En otro apartado la ley hace mención explícita de los fondos para campañas y contempla que en aquellos años en que han de celebrarse, el presupuesto nacional incluirá “el monto a distribuir en concepto de aporte extraordinario para campañas electorales”. Así como también se establece para el caso de elecciones presidenciales con “una partida diferenciada”, y la previsión del financiamiento de la segunda vuelta en el caso que la hubiera. A ello hay que sumarle la impresión de las boletas a cargo del Estado, y la distribución de esa partida especial según el siguiente criterio: “treinta por ciento del monto asignado por el Presupuesto, en forma igualitaria entre las listas presentadas” y “setenta por ciento del monto asignado por el Presupuesto, en forma proporcional a la cantidad de votos que el partido hubiera obtenido en la última elección de diputados nacionales. Sólo participarán en esta distribución los partidos que acrediten haber obtenido al menos un número de sufragios equivalente al uno por ciento del padrón electoral en la última elección de diputados nacionales, entendiéndose como tal el del distrito electoral correspondiente”.

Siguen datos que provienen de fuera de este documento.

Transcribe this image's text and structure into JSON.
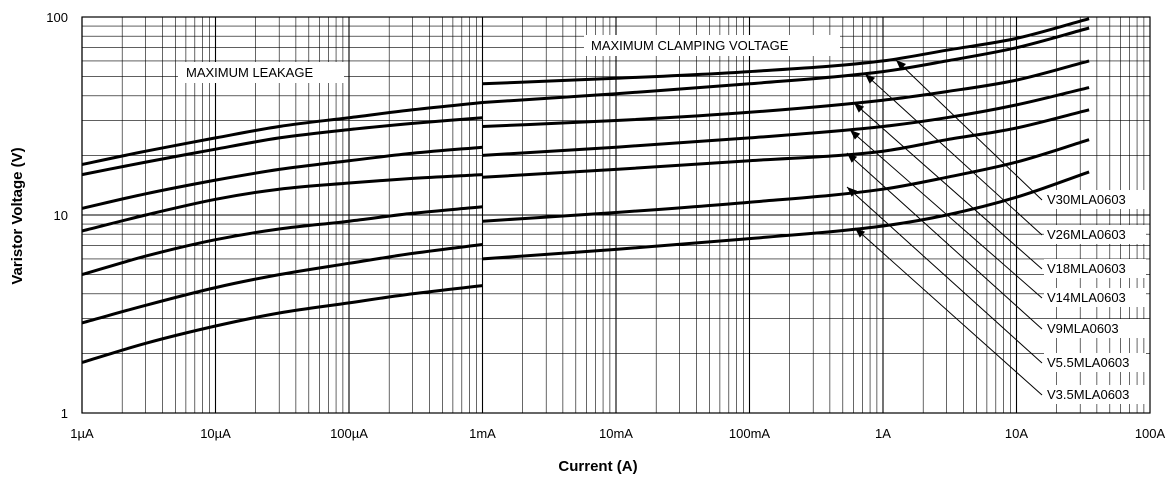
{
  "chart_data": {
    "type": "line",
    "x_scale": "log",
    "y_scale": "log",
    "xlim": [
      1e-06,
      100
    ],
    "ylim": [
      1,
      100
    ],
    "grid": true,
    "xlabel": "Current (A)",
    "ylabel": "Varistor Voltage (V)",
    "x_tick_labels": [
      "1µA",
      "10µA",
      "100µA",
      "1mA",
      "10mA",
      "100mA",
      "1A",
      "10A",
      "100A"
    ],
    "y_tick_labels": [
      "1",
      "10",
      "100"
    ],
    "annotations": {
      "leakage": "MAXIMUM LEAKAGE",
      "clamping": "MAXIMUM CLAMPING VOLTAGE"
    },
    "series": [
      {
        "name": "V30MLA0603",
        "leakage": {
          "x": [
            1e-06,
            3e-06,
            1e-05,
            3e-05,
            0.0001,
            0.0003,
            0.001
          ],
          "y": [
            18.0,
            21.0,
            24.5,
            28.0,
            31.0,
            34.0,
            37.0
          ]
        },
        "clamping": {
          "x": [
            0.001,
            0.01,
            0.1,
            1,
            3,
            10,
            35
          ],
          "y": [
            46.0,
            49.0,
            53.0,
            60.0,
            68.0,
            78.0,
            98.0
          ]
        }
      },
      {
        "name": "V26MLA0603",
        "leakage": {
          "x": [
            1e-06,
            3e-06,
            1e-05,
            3e-05,
            0.0001,
            0.0003,
            0.001
          ],
          "y": [
            16.0,
            18.5,
            21.5,
            24.5,
            27.0,
            29.0,
            31.0
          ]
        },
        "clamping": {
          "x": [
            0.001,
            0.01,
            0.1,
            1,
            3,
            10,
            35
          ],
          "y": [
            37.0,
            41.0,
            46.0,
            53.0,
            60.0,
            70.0,
            88.0
          ]
        }
      },
      {
        "name": "V18MLA0603",
        "leakage": {
          "x": [
            1e-06,
            3e-06,
            1e-05,
            3e-05,
            0.0001,
            0.0003,
            0.001
          ],
          "y": [
            10.8,
            12.8,
            15.0,
            17.0,
            18.8,
            20.5,
            22.0
          ]
        },
        "clamping": {
          "x": [
            0.001,
            0.01,
            0.1,
            1,
            3,
            10,
            35
          ],
          "y": [
            28.0,
            30.0,
            33.0,
            38.0,
            42.0,
            48.0,
            60.0
          ]
        }
      },
      {
        "name": "V14MLA0603",
        "leakage": {
          "x": [
            1e-06,
            3e-06,
            1e-05,
            3e-05,
            0.0001,
            0.0003,
            0.001
          ],
          "y": [
            8.3,
            10.0,
            12.0,
            13.5,
            14.5,
            15.3,
            16.0
          ]
        },
        "clamping": {
          "x": [
            0.001,
            0.01,
            0.1,
            1,
            3,
            10,
            35
          ],
          "y": [
            20.0,
            22.0,
            24.5,
            28.0,
            31.0,
            36.0,
            44.0
          ]
        }
      },
      {
        "name": "V9MLA0603",
        "leakage": {
          "x": [
            1e-06,
            3e-06,
            1e-05,
            3e-05,
            0.0001,
            0.0003,
            0.001
          ],
          "y": [
            5.0,
            6.2,
            7.5,
            8.5,
            9.3,
            10.2,
            11.0
          ]
        },
        "clamping": {
          "x": [
            0.001,
            0.01,
            0.1,
            1,
            3,
            10,
            35
          ],
          "y": [
            15.5,
            17.0,
            18.8,
            21.0,
            24.0,
            27.5,
            34.0
          ]
        }
      },
      {
        "name": "V5.5MLA0603",
        "leakage": {
          "x": [
            1e-06,
            3e-06,
            1e-05,
            3e-05,
            0.0001,
            0.0003,
            0.001
          ],
          "y": [
            2.85,
            3.5,
            4.3,
            5.0,
            5.7,
            6.4,
            7.1
          ]
        },
        "clamping": {
          "x": [
            0.001,
            0.01,
            0.1,
            1,
            3,
            10,
            35
          ],
          "y": [
            9.3,
            10.3,
            11.6,
            13.5,
            15.5,
            18.5,
            24.0
          ]
        }
      },
      {
        "name": "V3.5MLA0603",
        "leakage": {
          "x": [
            1e-06,
            3e-06,
            1e-05,
            3e-05,
            0.0001,
            0.0003,
            0.001
          ],
          "y": [
            1.8,
            2.25,
            2.75,
            3.2,
            3.6,
            4.0,
            4.4
          ]
        },
        "clamping": {
          "x": [
            0.001,
            0.01,
            0.1,
            1,
            3,
            10,
            35
          ],
          "y": [
            6.0,
            6.7,
            7.6,
            8.8,
            10.0,
            12.3,
            16.5
          ]
        }
      }
    ],
    "colors": {
      "line": "#000000",
      "background": "#ffffff"
    }
  }
}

Lo que nos queda (lamentablemente)
Con tales instrumentos, la actividad político partidaria encuentra básicamente en el Estado (que recordemos se legitima a través de un gobierno proveniente del mismo ámbito político) su propio reaseguro. Estas herramientas, previstas para asegurar la continuidad institucional y la participación democrática terminan consolidando un sistema partidocrático autoreferencial y autista, lisa y llanamente porque su subsistencia está asegurada.
Un sistema en el que ni siquiera se logra establecer un mecanismo aceitado entre los partidos y, por ejemplo, los poderes del Estado, ya sean estos oficialistas o de oposición, como verdaderas usinas de la gestión o del control republicano. Lamentablemente, nuestros partidos parecen ser apenas meros engranajes electorales, dispositivos clientelares o simples feudos para el lucimiento de personalismos o vanidades teñidas de ideología.
Lejos queda entonces la función y el rol de los partidos en una democracia moderna y en una sociedad compleja, como articuladores de los intereses de los distintos sectores sociales. Interlocutores entre demandas, expectativas y logros. Voceros de la injusticia, los privilegios o los abusos. Mucho más lejos aún, su tarea como constructores de ciudadanía y formadores de los próximos líderes capaces de soñar, imaginar o proponer nuevas respuestas para los viejos problemas de siempre.